Awal mula kemerdekaan Indonesia, kata merdeka berhubungan erat dengan penjajahan dan kedua kata tersebut memiliki arti yang bertabrakan satu sama lain. Para pendiri bangsa yang telah berjuang, memaknai kata merdeka yakni terlepas dari belenggu penjajahan fisik sebagaimana tercantum dalam Undang-Undang Dasar 1945 alenia pertama yakni “Bahwa kemerdekaan itu ialah hak segala bangsa dan oleh sebab itu, maka penjajahan di atas dunia harus dihapuskan…” dan pada alinea ketiga yakni “supaya berkehidupan yang bebas….”.

Cita-cita sebuah bangsa kala penjajahan adalah hanya ingin terbebas, tidak dikekang atau dibelenggu, tidak dipaksa melayani bangsa asing dan banyak lainnya. Namun apakah makna kemerdekaan hanya sebatas bebas dari penjajahan saja di masa saat ini? Padahal dalam bahasa sansekerta merdeka sendiri berarti kaya, sejahtera dan kuat. Ingat yang perlu kita garis bawahi adalah kaya, sejahtera dan kuat. Antonim dari kata kaya adalah miskin.

Dalam Dokuritsu Zyunbi Tyoosakai atau sering kita kenal dengan Badan Penyelidik Usaha-Usaha Persiapan Kemerdekaan (BPUPKI) Presiden Soekarno pernah berkata dalam pidatonya yang berkharisma “Tidak boleh ada kemiskinan di dalam Indonesia merdeka”. Lalu apakah pidato Presiden Soekarno sudah terwujud? Apakah Indonesia sudah terbebas dari kemiskinan?.

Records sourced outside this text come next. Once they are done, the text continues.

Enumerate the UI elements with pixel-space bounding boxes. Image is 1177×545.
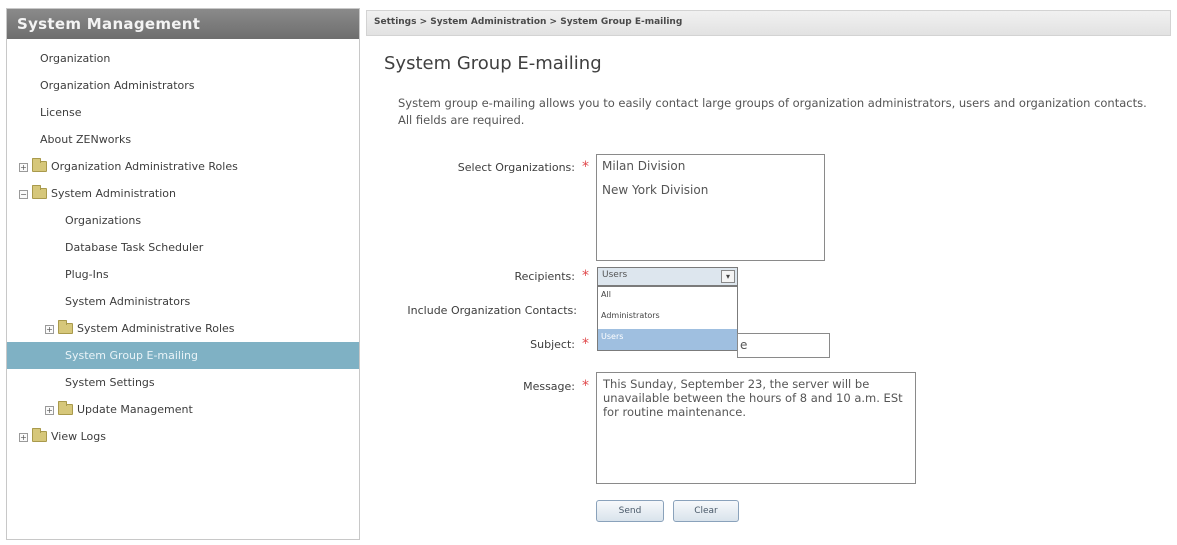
chevron-down-icon[interactable]: ▾ [721, 270, 735, 283]
sidebar-item-system-group-e-mailing[interactable]: System Group E-mailing [7, 342, 359, 369]
expand-icon[interactable]: + [45, 405, 54, 415]
expand-icon[interactable]: + [19, 432, 28, 442]
recipients-selected-value: Users [602, 270, 628, 280]
sidebar-item-organization-administrative-roles[interactable]: + Organization Administrative Roles [7, 153, 359, 180]
sidebar-item-license[interactable]: License [7, 99, 359, 126]
sidebar-item-system-administrators[interactable]: System Administrators [7, 288, 359, 315]
sidebar-item-organization-administrators[interactable]: Organization Administrators [7, 72, 359, 99]
recipients-option-users[interactable]: Users [598, 329, 737, 350]
required-marker: * [582, 336, 589, 352]
sidebar-title: System Management [7, 9, 359, 39]
sidebar-item-label: About ZENworks [40, 133, 132, 146]
subject-label: Subject: [530, 338, 575, 351]
sidebar-item-database-task-scheduler[interactable]: Database Task Scheduler [7, 234, 359, 261]
collapse-icon[interactable]: − [19, 189, 28, 199]
sidebar-item-plug-ins[interactable]: Plug-Ins [7, 261, 359, 288]
expand-icon[interactable]: + [45, 324, 54, 334]
organizations-label: Select Organizations: [457, 161, 575, 174]
subject-input[interactable]: e [737, 333, 830, 358]
send-button[interactable]: Send [596, 500, 664, 522]
folder-icon [32, 427, 47, 442]
organization-option[interactable]: Milan Division [602, 159, 819, 183]
sidebar-item-about-zenworks[interactable]: About ZENworks [7, 126, 359, 153]
sidebar: System Management Organization Organizat… [6, 8, 360, 540]
sidebar-item-update-management[interactable]: + Update Management [7, 396, 359, 423]
required-marker: * [582, 378, 589, 394]
sidebar-item-label: System Group E-mailing [65, 349, 198, 362]
folder-icon [32, 184, 47, 199]
sidebar-item-label: Organization Administrators [40, 79, 195, 92]
sidebar-item-organization[interactable]: Organization [7, 45, 359, 72]
organizations-listbox[interactable]: Milan Division New York Division [596, 154, 825, 261]
sidebar-item-system-administration[interactable]: − System Administration [7, 180, 359, 207]
recipients-select[interactable]: Users ▾ [597, 267, 738, 286]
page-description: System group e-mailing allows you to eas… [398, 96, 1147, 127]
sidebar-item-label: Organizations [65, 214, 142, 227]
sidebar-nav: Organization Organization Administrators… [7, 39, 359, 450]
organization-option[interactable]: New York Division [602, 183, 819, 207]
required-marker: * [582, 268, 589, 284]
sidebar-item-view-logs[interactable]: + View Logs [7, 423, 359, 450]
sidebar-item-label: System Administrators [65, 295, 191, 308]
sidebar-item-label: Organization [40, 52, 111, 65]
message-textarea[interactable]: This Sunday, September 23, the server wi… [596, 372, 916, 484]
breadcrumb[interactable]: Settings > System Administration > Syste… [366, 10, 1171, 36]
folder-icon [32, 157, 47, 172]
recipients-option-administrators[interactable]: Administrators [598, 308, 737, 329]
sidebar-item-label: Organization Administrative Roles [51, 160, 238, 173]
sidebar-item-label: System Settings [65, 376, 155, 389]
message-label: Message: [523, 380, 575, 393]
sidebar-item-label: System Administrative Roles [77, 322, 235, 335]
sidebar-item-label: System Administration [51, 187, 177, 200]
sidebar-item-label: License [40, 106, 82, 119]
sidebar-item-system-settings[interactable]: System Settings [7, 369, 359, 396]
include-contacts-label: Include Organization Contacts: [407, 304, 577, 317]
recipients-dropdown[interactable]: All Administrators Users [597, 286, 738, 351]
recipients-option-all[interactable]: All [598, 287, 737, 308]
clear-button[interactable]: Clear [673, 500, 739, 522]
sidebar-item-organizations[interactable]: Organizations [7, 207, 359, 234]
page-title: System Group E-mailing [384, 53, 602, 74]
sidebar-item-label: View Logs [51, 430, 106, 443]
required-marker: * [582, 159, 589, 175]
expand-icon[interactable]: + [19, 162, 28, 172]
folder-icon [58, 400, 73, 415]
sidebar-item-label: Database Task Scheduler [65, 241, 204, 254]
sidebar-item-system-administrative-roles[interactable]: + System Administrative Roles [7, 315, 359, 342]
folder-icon [58, 319, 73, 334]
sidebar-item-label: Update Management [77, 403, 193, 416]
recipients-label: Recipients: [514, 270, 575, 283]
sidebar-item-label: Plug-Ins [65, 268, 109, 281]
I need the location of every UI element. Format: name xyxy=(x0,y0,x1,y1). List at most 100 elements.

5 Faktor Utama Penyebab Kemiskinan

Berdasarkan data dari Badan Pusat Statistika (BPS) bahwa pada Maret 2022 angka kemiskinan di Indonesia mencapai 26,16 Juta jiwa yang berarti tingkat kemiskinan Indonesia sebesar 10.54 %. Tentu saja angka ini cukup terbilang besar dan menjadi perhatian publik. Adapun kemiskinan sendiri tidak terjadi begitu saja. Hal tersebut tentu saja ada faktor yang menyebabkan terjadinya. Lalu apa saja faktor-faktor kemiskinan.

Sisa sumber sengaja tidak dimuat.